Toksyczna zawartość podwodnego basenu solankowego może być śmiertelnie niebezpieczna dla ludzi i stworzeń, którzy się w nim znajdą. Świadczą o tym liczne szkielety krabów głębinowych, które zawędrowały do zbiornika w poszukiwaniu pożywienia. Według naukowców, w tak trudnych warunkach mogą przeżyć jedynie bakterie, wieloszczety (bezkręgowce morskie) i krewetki.
Nieświadome zagrożenia
Jak poinformował Scott Wankel, biogeochemik z ośrodka badawczego Woods Hole Oceanographic Institution, solanka w "Jacuzzi Rozpaczy" ma temperaturę około 18 st. C, a otaczająca ją woda Zatoki Meksykańskiej - prawie 4 st. C. Właśnie przez to ciepło, w kierunku basenu kierują się nieświadome zagrożenia morskie stworzenia.
- [Zbiornik] jest ciepły, ale bardzo słony - mówi Wankel. - Gdy [zwierzęta] tam wchodzą, umierają, marynują się i są zakonserwowane - dodaje badacz.

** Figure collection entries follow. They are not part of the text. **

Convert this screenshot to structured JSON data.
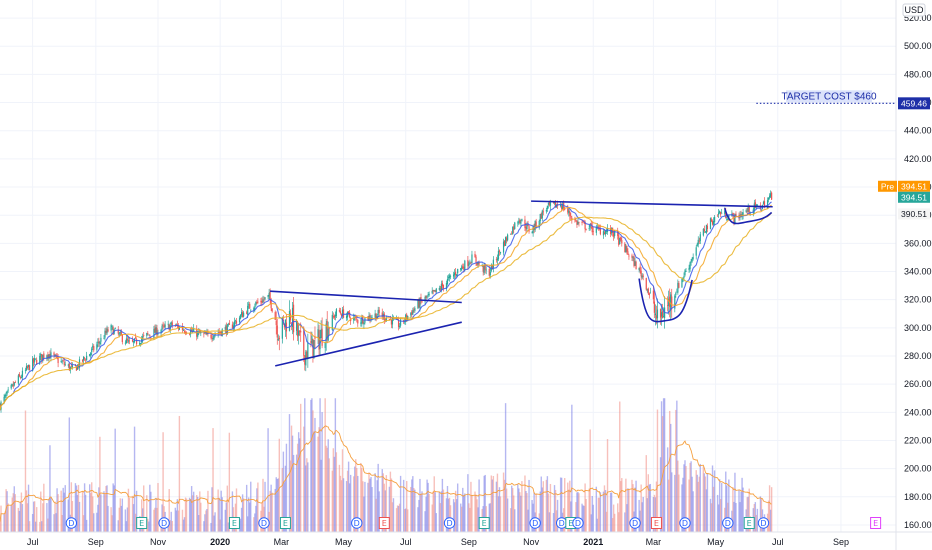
{
  "chart_data": {
    "type": "candlestick",
    "currency_label": "USD",
    "y_ticks": [
      160,
      180,
      200,
      220,
      240,
      260,
      280,
      300,
      320,
      340,
      360,
      380,
      400,
      420,
      440,
      460,
      480,
      500,
      520
    ],
    "ylim": [
      155,
      530
    ],
    "x_ticks": [
      {
        "label": "Jul",
        "date": "2019-07-01",
        "bold": false
      },
      {
        "label": "Sep",
        "date": "2019-09-01",
        "bold": false
      },
      {
        "label": "Nov",
        "date": "2019-11-01",
        "bold": false
      },
      {
        "label": "2020",
        "date": "2020-01-01",
        "bold": true
      },
      {
        "label": "Mar",
        "date": "2020-03-01",
        "bold": false
      },
      {
        "label": "May",
        "date": "2020-05-01",
        "bold": false
      },
      {
        "label": "Jul",
        "date": "2020-07-01",
        "bold": false
      },
      {
        "label": "Sep",
        "date": "2020-09-01",
        "bold": false
      },
      {
        "label": "Nov",
        "date": "2020-11-01",
        "bold": false
      },
      {
        "label": "2021",
        "date": "2021-01-01",
        "bold": true
      },
      {
        "label": "Mar",
        "date": "2021-03-01",
        "bold": false
      },
      {
        "label": "May",
        "date": "2021-05-01",
        "bold": false
      },
      {
        "label": "Jul",
        "date": "2021-07-01",
        "bold": false
      },
      {
        "label": "Sep",
        "date": "2021-09-01",
        "bold": false
      }
    ],
    "xlim": [
      "2019-05-30",
      "2021-10-25"
    ],
    "price_path": [
      [
        "2019-05-30",
        245
      ],
      [
        "2019-06-15",
        262
      ],
      [
        "2019-07-01",
        275
      ],
      [
        "2019-07-15",
        282
      ],
      [
        "2019-08-10",
        270
      ],
      [
        "2019-08-30",
        285
      ],
      [
        "2019-09-15",
        300
      ],
      [
        "2019-10-05",
        288
      ],
      [
        "2019-10-25",
        296
      ],
      [
        "2019-11-15",
        302
      ],
      [
        "2019-12-05",
        297
      ],
      [
        "2019-12-20",
        294
      ],
      [
        "2020-01-10",
        300
      ],
      [
        "2020-01-30",
        315
      ],
      [
        "2020-02-18",
        322
      ],
      [
        "2020-02-28",
        296
      ],
      [
        "2020-03-10",
        310
      ],
      [
        "2020-03-23",
        282
      ],
      [
        "2020-04-05",
        290
      ],
      [
        "2020-04-25",
        312
      ],
      [
        "2020-05-15",
        305
      ],
      [
        "2020-06-05",
        310
      ],
      [
        "2020-06-25",
        302
      ],
      [
        "2020-07-15",
        318
      ],
      [
        "2020-08-01",
        326
      ],
      [
        "2020-08-20",
        340
      ],
      [
        "2020-09-05",
        350
      ],
      [
        "2020-09-20",
        338
      ],
      [
        "2020-10-05",
        360
      ],
      [
        "2020-10-20",
        378
      ],
      [
        "2020-11-01",
        368
      ],
      [
        "2020-11-15",
        385
      ],
      [
        "2020-11-30",
        388
      ],
      [
        "2020-12-15",
        375
      ],
      [
        "2021-01-01",
        370
      ],
      [
        "2021-01-20",
        368
      ],
      [
        "2021-02-05",
        352
      ],
      [
        "2021-02-20",
        335
      ],
      [
        "2021-03-05",
        305
      ],
      [
        "2021-03-20",
        322
      ],
      [
        "2021-04-05",
        345
      ],
      [
        "2021-04-20",
        370
      ],
      [
        "2021-05-05",
        382
      ],
      [
        "2021-05-20",
        378
      ],
      [
        "2021-06-05",
        385
      ],
      [
        "2021-06-15",
        386
      ],
      [
        "2021-06-25",
        394
      ]
    ],
    "volume_path": [
      [
        "2019-05-30",
        175
      ],
      [
        "2019-08-10",
        178
      ],
      [
        "2019-10-01",
        178
      ],
      [
        "2020-01-15",
        176
      ],
      [
        "2020-02-20",
        185
      ],
      [
        "2020-03-15",
        220
      ],
      [
        "2020-04-10",
        212
      ],
      [
        "2020-05-20",
        195
      ],
      [
        "2020-07-15",
        182
      ],
      [
        "2020-09-10",
        186
      ],
      [
        "2020-11-01",
        184
      ],
      [
        "2021-01-10",
        178
      ],
      [
        "2021-02-20",
        185
      ],
      [
        "2021-03-20",
        205
      ],
      [
        "2021-04-20",
        192
      ],
      [
        "2021-06-25",
        176
      ]
    ],
    "volume_scale_note": "volume pane plotted against shared right axis",
    "moving_averages": [
      {
        "color": "#3a58e8",
        "period": 10
      },
      {
        "color": "#f5a623",
        "period": 20
      },
      {
        "color": "#e8b020",
        "period": 50
      }
    ],
    "trendlines": [
      {
        "from": [
          "2020-02-19",
          326
        ],
        "to": [
          "2020-08-25",
          318
        ],
        "color": "#1b23b0"
      },
      {
        "from": [
          "2020-02-24",
          273
        ],
        "to": [
          "2020-08-25",
          304
        ],
        "color": "#1b23b0"
      },
      {
        "from": [
          "2020-11-01",
          390
        ],
        "to": [
          "2021-06-26",
          386
        ],
        "color": "#1b23b0"
      }
    ],
    "cups": [
      {
        "left": [
          "2021-02-15",
          335
        ],
        "bottom": [
          "2021-03-12",
          305
        ],
        "right": [
          "2021-04-08",
          334
        ],
        "color": "#1b23b0"
      },
      {
        "left": [
          "2021-05-10",
          385
        ],
        "bottom": [
          "2021-05-30",
          375
        ],
        "right": [
          "2021-06-25",
          382
        ],
        "color": "#1b23b0"
      }
    ],
    "target": {
      "text": "TARGET COST $460",
      "value": 459.46,
      "value_label": "459.46",
      "from_date": "2021-06-10"
    },
    "price_tags": [
      {
        "prefix": "Pre",
        "label": "394.51",
        "value": 394.51,
        "color": "#ff9800"
      },
      {
        "prefix": "",
        "label": "394.51",
        "value": 394.51,
        "color": "#26a69a"
      },
      {
        "prefix": "",
        "label": "390.51",
        "value": 390.51,
        "color": "#f5f5f5",
        "text_color": "#131722"
      }
    ],
    "events": [
      {
        "type": "D",
        "date": "2019-08-08"
      },
      {
        "type": "E",
        "date": "2019-10-16"
      },
      {
        "type": "D",
        "date": "2019-11-07"
      },
      {
        "type": "E",
        "date": "2020-01-15"
      },
      {
        "type": "D",
        "date": "2020-02-13"
      },
      {
        "type": "E",
        "date": "2020-03-05"
      },
      {
        "type": "D",
        "date": "2020-05-14"
      },
      {
        "type": "E",
        "date": "2020-06-10",
        "negative": true
      },
      {
        "type": "D",
        "date": "2020-08-13"
      },
      {
        "type": "E",
        "date": "2020-09-16"
      },
      {
        "type": "D",
        "date": "2020-11-05"
      },
      {
        "type": "D",
        "date": "2020-12-01"
      },
      {
        "type": "E",
        "date": "2020-12-10"
      },
      {
        "type": "D",
        "date": "2020-12-17"
      },
      {
        "type": "D",
        "date": "2021-02-11"
      },
      {
        "type": "E",
        "date": "2021-03-04",
        "negative": true
      },
      {
        "type": "D",
        "date": "2021-04-01"
      },
      {
        "type": "D",
        "date": "2021-05-13"
      },
      {
        "type": "E",
        "date": "2021-06-03"
      },
      {
        "type": "D",
        "date": "2021-06-17"
      },
      {
        "type": "E",
        "date": "2021-10-05",
        "future": true
      }
    ]
  }
}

Choć "jezioro" jest śmiertelnie niebezpieczne, dla naukowców stanowi doskonałe pole do badań. Mogą w ten sposób m.in. sprawdzić, w jaki sposób niektóre organizmy są zdolne do przetrwania w tak ekstremalnych środowiskach.
- Wiele osób patrząc na tak ekstremalne siedliska na Ziemi, może uważać je za coś, co możemy odkryć udając się na inne planety - mówi Cordes.